Cooking Q&A — Parmigiano-Reggiano
How do I know if I’m buying authentic Parmigiano-Reggiano?
Parmigiano-Reggiano is made in only one part of the world — northern Italy. The region where it’s made is comprised of Reggio Emilia, Parma, Modena, Bologna and Mantua. If the package of the cheese you’re buying indicates that the contents were made somewhere other than the places I’ve listed above, you’re not paying for authentic Parmigiano-Reggiano. Also, Parmigiano-Reggiano is a licensed name. That means no other cheese, even those made in the same style, can use that name. If the cheese is labelled parmesan, that’s a sure give-away that you’re looking at an imitation. Look at the rind, too. It should have a multitude of pinholes that, when seen on a whole wheel of cheese, spell out Tutelo Consorzio Parmigiano-Reggiano — a sure sign that the cheese has been taste-tested and inspected by all of the appropriate authorities.
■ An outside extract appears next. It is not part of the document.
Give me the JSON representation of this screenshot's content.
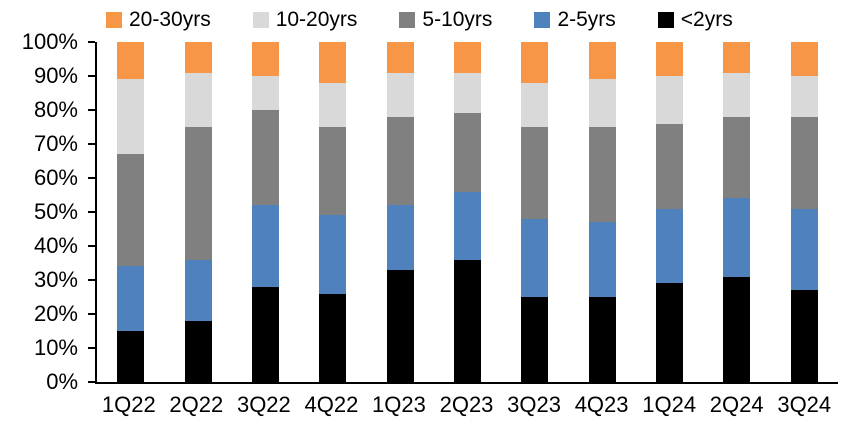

There are times, however, that you want a great tasting cheese without the expense of authenticity. In that case, turn your attention to Grana Padano or Romano (made with sheep’s milk). Both are very flavourful added to pasta, pizza or enjoyed totally on their own.
All of these cheeses will taste different and showcase a slightly different texture depending on the season. The changes are due to the cows’ diet. In spring, the grass is fresh and sweet, and the cows feast on the yellow flowers that cover the fields; so the cheese will be tinged with a slight yellow appearance. In summer, the heat dries the grass; so cheese will have a slightly drier texture. In fall, the cows eat grass with flavours that have been concentrated over the long, hot summer. The cheese will be very flavourful. Finally, winter. The cows have dry hay has their primary diet producing cheese that’s very light coloured and moist.